Nairobi Metropolitan Services Director-General Mohamed Badi is assisted to put on a mask by NMS Chief Officer for Health Ouma Oluga. A court has stopped NMS from sacking county employees. [David Gichuru, Standard]

A Nairobi court has temporarily barred the Public Service Commission (PSC) and Nairobi Metropolitan Services (NMS) from firing or victimising county staff who are yet to comply with secondment under the deed of transfer of functions.

The Employment and Labour Relations court stopped the two agencies from harassing or intimidating workers who did not show up for redeployment on April 6 and 7 at Uhuru Park, Nairobi, and those who showed up but failed to provide their national and work identification cards.

The orders were issued after the Kenya County Government Workers Union (KCGWU) moved to court seeking to quash the secondment of 6,852 workers from City Hall to NMS by the national government.

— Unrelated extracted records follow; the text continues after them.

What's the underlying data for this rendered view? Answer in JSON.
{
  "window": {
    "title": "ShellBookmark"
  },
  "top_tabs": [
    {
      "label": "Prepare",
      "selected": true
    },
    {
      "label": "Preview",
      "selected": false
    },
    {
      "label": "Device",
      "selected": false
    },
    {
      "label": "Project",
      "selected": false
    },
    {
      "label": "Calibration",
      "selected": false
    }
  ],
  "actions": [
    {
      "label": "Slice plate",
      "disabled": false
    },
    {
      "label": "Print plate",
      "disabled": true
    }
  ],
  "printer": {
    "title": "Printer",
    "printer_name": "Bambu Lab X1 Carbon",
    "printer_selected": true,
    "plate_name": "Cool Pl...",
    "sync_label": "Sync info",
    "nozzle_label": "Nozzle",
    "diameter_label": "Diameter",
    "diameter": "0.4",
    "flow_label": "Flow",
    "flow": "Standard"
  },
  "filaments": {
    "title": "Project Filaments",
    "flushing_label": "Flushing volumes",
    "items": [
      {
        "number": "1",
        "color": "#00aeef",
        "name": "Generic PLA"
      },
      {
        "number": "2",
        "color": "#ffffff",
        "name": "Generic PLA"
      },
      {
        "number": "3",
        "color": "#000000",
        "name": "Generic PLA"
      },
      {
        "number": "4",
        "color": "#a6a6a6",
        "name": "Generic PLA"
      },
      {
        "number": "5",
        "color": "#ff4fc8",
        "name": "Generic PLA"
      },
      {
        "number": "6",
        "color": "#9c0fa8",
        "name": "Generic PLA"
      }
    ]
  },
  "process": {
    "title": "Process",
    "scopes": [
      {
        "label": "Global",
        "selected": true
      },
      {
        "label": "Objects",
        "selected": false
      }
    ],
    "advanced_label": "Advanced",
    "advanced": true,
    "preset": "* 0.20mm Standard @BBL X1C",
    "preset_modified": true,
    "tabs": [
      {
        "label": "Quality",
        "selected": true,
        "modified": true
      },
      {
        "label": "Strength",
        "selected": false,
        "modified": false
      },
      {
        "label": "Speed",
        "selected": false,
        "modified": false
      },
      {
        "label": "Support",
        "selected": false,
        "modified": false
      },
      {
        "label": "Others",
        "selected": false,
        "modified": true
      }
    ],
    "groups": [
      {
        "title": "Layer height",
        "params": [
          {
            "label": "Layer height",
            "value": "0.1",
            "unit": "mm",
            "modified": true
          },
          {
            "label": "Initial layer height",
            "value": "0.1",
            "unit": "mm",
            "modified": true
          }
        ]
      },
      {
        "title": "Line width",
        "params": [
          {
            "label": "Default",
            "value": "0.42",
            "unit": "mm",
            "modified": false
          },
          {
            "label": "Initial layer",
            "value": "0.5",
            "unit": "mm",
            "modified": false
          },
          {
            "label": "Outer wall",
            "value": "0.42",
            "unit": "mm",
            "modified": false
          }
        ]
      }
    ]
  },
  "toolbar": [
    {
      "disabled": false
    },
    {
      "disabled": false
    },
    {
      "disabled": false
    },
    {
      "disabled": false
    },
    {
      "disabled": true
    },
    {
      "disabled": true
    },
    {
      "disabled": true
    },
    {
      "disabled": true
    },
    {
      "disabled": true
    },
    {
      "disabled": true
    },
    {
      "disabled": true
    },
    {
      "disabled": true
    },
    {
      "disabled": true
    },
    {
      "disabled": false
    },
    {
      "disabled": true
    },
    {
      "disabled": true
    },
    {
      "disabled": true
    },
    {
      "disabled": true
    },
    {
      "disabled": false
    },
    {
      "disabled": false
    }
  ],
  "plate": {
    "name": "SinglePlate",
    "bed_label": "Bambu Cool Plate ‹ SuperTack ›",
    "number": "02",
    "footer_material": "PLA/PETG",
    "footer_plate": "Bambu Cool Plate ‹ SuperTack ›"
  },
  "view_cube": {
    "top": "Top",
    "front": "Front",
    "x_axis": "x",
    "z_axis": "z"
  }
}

The union was also protesting what it termed a violation of the fundamental human rights and freedoms of the workers as enshrined in Chapter Four of the Constitution.

It claimed that workers who had failed to show up for the secondment exercise or those who showed up but failed to provide crucial documents were being harassed and intimidated by the two agencies.

Judge’s order

“Pending hearing and determination of this application, an order is hereby issued restraining the respondents from terminating, harassing, intimidating or apprehending the applicant members who attended but lacked the necessary documentation and those who may have failed to attend the secondment exercise,” Justice Hellen Wasilwa said in her ruling.

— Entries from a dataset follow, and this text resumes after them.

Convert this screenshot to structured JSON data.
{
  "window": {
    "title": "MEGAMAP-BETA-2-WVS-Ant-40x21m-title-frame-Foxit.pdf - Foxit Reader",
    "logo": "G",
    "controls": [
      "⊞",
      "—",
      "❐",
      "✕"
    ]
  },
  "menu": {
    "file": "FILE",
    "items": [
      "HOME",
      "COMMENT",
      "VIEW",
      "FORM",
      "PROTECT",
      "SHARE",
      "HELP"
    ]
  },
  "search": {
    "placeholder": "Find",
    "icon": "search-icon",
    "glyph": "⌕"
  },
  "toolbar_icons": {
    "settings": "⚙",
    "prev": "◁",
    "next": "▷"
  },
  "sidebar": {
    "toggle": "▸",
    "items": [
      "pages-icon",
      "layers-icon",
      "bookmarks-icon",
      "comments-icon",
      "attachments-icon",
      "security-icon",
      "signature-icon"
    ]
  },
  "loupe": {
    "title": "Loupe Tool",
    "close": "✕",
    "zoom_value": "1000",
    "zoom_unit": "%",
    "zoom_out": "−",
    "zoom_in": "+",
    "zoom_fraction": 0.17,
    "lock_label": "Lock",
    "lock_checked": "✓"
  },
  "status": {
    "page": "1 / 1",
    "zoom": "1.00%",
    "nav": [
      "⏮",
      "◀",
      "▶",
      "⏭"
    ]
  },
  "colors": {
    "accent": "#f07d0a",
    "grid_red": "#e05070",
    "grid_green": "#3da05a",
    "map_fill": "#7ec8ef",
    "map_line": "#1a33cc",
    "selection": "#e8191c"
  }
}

The case will be heard on May 13.

KCGWU Nairobi branch secretary Boniface Waweru said they sued because the workers were never consulted on the secondment exercise.

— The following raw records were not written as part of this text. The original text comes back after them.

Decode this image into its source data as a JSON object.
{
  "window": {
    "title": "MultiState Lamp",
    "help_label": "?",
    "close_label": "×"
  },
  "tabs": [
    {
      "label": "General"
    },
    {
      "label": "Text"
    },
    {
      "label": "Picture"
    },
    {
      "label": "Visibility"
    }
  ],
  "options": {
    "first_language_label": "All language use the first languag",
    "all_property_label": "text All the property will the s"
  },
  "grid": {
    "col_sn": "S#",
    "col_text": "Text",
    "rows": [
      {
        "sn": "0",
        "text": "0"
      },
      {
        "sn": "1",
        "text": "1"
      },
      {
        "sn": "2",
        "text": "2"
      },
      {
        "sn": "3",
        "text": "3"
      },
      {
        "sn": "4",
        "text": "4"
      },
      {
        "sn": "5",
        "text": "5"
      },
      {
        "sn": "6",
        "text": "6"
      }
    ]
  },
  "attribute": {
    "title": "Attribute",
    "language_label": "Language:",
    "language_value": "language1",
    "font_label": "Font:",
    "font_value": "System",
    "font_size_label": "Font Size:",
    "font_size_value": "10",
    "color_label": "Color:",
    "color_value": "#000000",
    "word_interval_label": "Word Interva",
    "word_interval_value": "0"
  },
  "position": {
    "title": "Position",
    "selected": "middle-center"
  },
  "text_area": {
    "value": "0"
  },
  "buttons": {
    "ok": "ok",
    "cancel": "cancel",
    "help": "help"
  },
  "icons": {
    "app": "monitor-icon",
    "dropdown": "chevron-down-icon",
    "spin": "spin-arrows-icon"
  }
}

“Our aim is to have the secondment exercise stopped in its entirety because, as workers and crucial stakeholders in the deed of transfer of functions, we were never consulted by the service commission,” Mr Waweru said.

He, however, did not give the number of workers who failed to attend the redeployment exercise.

On April 6, NMS started issuing redeployment letters to 6,052 workers at Uhuru Park in Nairobi.

Last week, another 800 officers drawn from the City Inspectorate, Administration and Investigation departments as well as sub-County Administrators were also seconded to the NMS which is led by Director-General Mohammed Badi.

No show

A section of the workers, however, did not show up for the exercise citing orders from the workers union and Governor Mike Sonko.

The workers union had decried confusion in the implementation of the transfer of functions, saying workers were receiving instructions from four centres of power.

Mr Sonko had accused the NMS of implementing the deed of transfer of functions in an “atrocious and repugnant” manner and urged county employees to ignore a directive by PSC on secondment.